I don't know if you are working in Calgary yet, but I would suggest you enrol in some kind of educational course, for example at SAIT or Mount Royal. You would certainly meet people your age there and start to improve your English, which is the most important thing for integrating into a new culture. Hope this helps.




wescott4 said:


> Hello first I apologize if english is no good its hard to translate some words or phrases. I moved to Calgary a few months ago (see I still dont even know how to spell it) Is it me or are people here quite mean. I have been denied entry to a few night spots for whatever reason it not important. Is there a place or group in Calgary to meet people with similar intrest, I like screen writting movies reading anything to do with art. Im 22 so a group with young age around mine would be nice. Any help would be great. Thank Yous.


----------



## louiseg (Nov 17, 2007)

Hi Westcott4, welcome to the forum,

Sorry to hear you are experiencing some difficulties. The first few months can be hard, especially when you have the added challenge with language too. Keep going it will get better. You are doing the right things be getting out to meet people and asking for help on here. It can be surprising how much negativity can be picked up unconsciously, I suggest you focus on the good things so far that you have experienced, approach each new encounter with fresh perspective. Be open, friendly, and keep perservering it will pay off. People in Calgary are not mean, its just you are finding the right way to communicate with them both verbally and phsyically.

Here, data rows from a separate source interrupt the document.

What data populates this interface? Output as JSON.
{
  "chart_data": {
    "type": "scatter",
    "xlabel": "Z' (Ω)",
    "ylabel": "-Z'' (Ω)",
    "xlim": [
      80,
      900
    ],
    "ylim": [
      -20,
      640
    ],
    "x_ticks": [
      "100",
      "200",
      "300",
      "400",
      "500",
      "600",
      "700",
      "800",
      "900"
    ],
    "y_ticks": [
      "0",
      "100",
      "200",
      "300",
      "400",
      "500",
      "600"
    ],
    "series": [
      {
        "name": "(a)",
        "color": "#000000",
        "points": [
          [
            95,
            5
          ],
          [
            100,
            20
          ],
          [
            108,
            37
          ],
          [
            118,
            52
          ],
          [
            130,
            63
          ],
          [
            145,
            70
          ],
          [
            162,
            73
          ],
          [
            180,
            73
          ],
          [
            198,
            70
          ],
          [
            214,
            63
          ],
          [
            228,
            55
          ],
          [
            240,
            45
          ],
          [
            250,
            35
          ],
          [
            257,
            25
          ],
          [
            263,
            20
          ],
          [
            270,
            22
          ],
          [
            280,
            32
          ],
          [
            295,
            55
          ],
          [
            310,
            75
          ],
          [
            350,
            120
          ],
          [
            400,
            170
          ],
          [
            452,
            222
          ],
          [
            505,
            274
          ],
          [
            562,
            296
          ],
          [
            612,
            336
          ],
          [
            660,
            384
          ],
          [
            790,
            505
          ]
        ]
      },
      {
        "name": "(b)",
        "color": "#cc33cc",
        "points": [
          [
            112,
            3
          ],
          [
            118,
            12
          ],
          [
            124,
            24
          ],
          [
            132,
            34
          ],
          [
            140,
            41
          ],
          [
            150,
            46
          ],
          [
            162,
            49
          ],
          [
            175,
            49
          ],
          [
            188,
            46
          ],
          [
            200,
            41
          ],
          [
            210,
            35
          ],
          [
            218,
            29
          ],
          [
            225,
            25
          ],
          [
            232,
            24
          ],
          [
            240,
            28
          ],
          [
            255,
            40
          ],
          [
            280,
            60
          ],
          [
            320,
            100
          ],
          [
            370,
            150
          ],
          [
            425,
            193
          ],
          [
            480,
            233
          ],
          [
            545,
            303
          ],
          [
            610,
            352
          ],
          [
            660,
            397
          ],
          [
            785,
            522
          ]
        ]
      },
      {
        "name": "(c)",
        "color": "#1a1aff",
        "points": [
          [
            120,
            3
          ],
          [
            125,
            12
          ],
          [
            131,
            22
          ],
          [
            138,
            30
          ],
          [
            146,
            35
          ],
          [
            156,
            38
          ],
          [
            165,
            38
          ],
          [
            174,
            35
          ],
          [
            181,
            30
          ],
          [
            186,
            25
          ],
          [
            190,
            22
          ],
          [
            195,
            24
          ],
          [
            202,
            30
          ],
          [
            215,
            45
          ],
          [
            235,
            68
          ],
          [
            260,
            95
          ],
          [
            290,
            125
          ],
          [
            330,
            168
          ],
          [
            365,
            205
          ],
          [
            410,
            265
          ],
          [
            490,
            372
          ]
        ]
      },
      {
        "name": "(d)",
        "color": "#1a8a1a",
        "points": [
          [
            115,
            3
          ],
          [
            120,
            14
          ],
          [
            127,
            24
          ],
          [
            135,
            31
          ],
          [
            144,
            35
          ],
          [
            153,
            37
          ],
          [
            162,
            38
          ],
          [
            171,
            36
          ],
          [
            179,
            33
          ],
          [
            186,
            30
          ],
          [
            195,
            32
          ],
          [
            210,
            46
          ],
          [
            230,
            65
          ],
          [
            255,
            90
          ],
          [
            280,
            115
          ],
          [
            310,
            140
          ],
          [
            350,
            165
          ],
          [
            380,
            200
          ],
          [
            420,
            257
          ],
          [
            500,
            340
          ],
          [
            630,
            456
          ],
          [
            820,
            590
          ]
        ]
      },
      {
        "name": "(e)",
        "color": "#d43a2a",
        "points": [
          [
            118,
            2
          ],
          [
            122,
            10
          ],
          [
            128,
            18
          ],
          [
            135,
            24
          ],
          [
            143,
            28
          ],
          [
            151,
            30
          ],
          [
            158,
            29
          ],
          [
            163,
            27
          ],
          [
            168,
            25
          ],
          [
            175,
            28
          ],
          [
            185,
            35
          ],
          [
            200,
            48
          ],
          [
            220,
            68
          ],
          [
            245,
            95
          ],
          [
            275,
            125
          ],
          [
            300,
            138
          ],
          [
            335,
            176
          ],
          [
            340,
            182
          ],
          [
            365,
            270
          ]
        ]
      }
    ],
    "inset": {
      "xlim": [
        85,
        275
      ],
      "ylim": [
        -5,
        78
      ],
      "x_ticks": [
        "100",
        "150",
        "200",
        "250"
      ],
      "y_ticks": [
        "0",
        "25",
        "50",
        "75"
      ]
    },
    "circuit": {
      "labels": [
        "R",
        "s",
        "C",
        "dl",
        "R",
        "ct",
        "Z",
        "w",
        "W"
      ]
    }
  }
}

Here's a few links that may help you find a group to get started. Keep in touch and PM me if you want to talk more.

Centre for Newcomers: Living in Calgary
Calgary Art Instruction - Calgary Alberta Art Classes
Find a Meetup Group - Screenwriters Meetups - Calgary
Calgary Clubs & Groups
Calgary Readers

Best Wishes Louise


----------



## wescott4 (Jan 27, 2009)

Thank yous very much, the screenwriters website was exactly what I look for. Some of my friend maybe come to Canada because I tell them how good Iam doing money wise and now with this it will be easy for us to assimilate into. Thank yous again very much appreciated.


----------



## wescott4 (Jan 27, 2009)

Thank yous but I come to Canada on a work experience type thing Im not sure if it means the same thing here as in Finland.


----------